Unless I'm confused, classses are ALWAYS heap (unless explicitely scoped) objects in D. The garbage collector is the one that is tasked with reclaiming their memory and calling their deconstructor.

If you want the semantics you're talking about Foo would need to be a "scoped Foo foo = new Foo();"

I could be wrong, I haven't had a change to touch D in about a year though, some stuff could have changed.

(And please don't top quote, argh! ;))

-SC

On 2009-12-14 05:47:44 -0800, Leandro Lucarella <[email protected]> said:

lws, el 14 de diciembre a las 01:06 me escribiste:
I don't know if I believe this is necesarrily bad.  It's revealing
some bad coding on your part.

You shouldn't be doing opEquals with an rvalue of a class.   Make
getFoo return a reference.

ref Foo getFoo() {} fixes the problem and avoids value-copying for
no reason to an rvalue that's going to get garbage collected.

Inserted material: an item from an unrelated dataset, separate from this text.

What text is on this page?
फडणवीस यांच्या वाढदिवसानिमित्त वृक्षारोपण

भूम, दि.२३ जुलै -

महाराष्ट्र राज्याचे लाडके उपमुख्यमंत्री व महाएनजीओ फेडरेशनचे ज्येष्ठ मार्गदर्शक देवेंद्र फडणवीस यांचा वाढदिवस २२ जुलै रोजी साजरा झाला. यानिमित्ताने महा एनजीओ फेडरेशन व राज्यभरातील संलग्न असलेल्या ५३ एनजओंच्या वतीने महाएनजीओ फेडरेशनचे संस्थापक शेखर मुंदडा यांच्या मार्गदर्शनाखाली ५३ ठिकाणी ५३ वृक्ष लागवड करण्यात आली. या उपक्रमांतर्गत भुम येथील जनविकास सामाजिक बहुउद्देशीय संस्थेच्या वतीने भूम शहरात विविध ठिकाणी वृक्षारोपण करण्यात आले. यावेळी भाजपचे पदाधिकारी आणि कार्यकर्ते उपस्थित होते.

If you are using "garbage collected" as a general term to denote
"automatic memory reclamation", you are right, but the garbage collector
have nothing to do with rvalues, they are allocated in the stack, and they
will be "garbage collected" by the compiler when unwinding the stack, not
the GC.

I don't know if this is relevant to the discussion, I'm clarifying, just
in case :)

On 2009-12-12 07:14:50 -0800, dsimcha <[email protected]> said:

I've noticed that, for DMD 2.037, we've started mandating that the input
parameter for struct opEquals be const ref T.  This seemed like a good idea
initially, but it creates the horribly leaky abstraction that the right-hand
argument to opEquals can't be an rvalue.  Example:

struct Foo {
bool opEquals(const ref Foo rhs) const {  // Only signature
// that compiles.
return true;
}
}

Foo getFoo() {
return Foo();
}

void main() {
Foo foo = getFoo();
bool isEqual = foo == getFoo();
}

Error:  Foo.opEquals type signature should be const bool(ref const(Foo)) not
const bool(Foo rhs)

Will this be getting fixed witht he new operator overloading?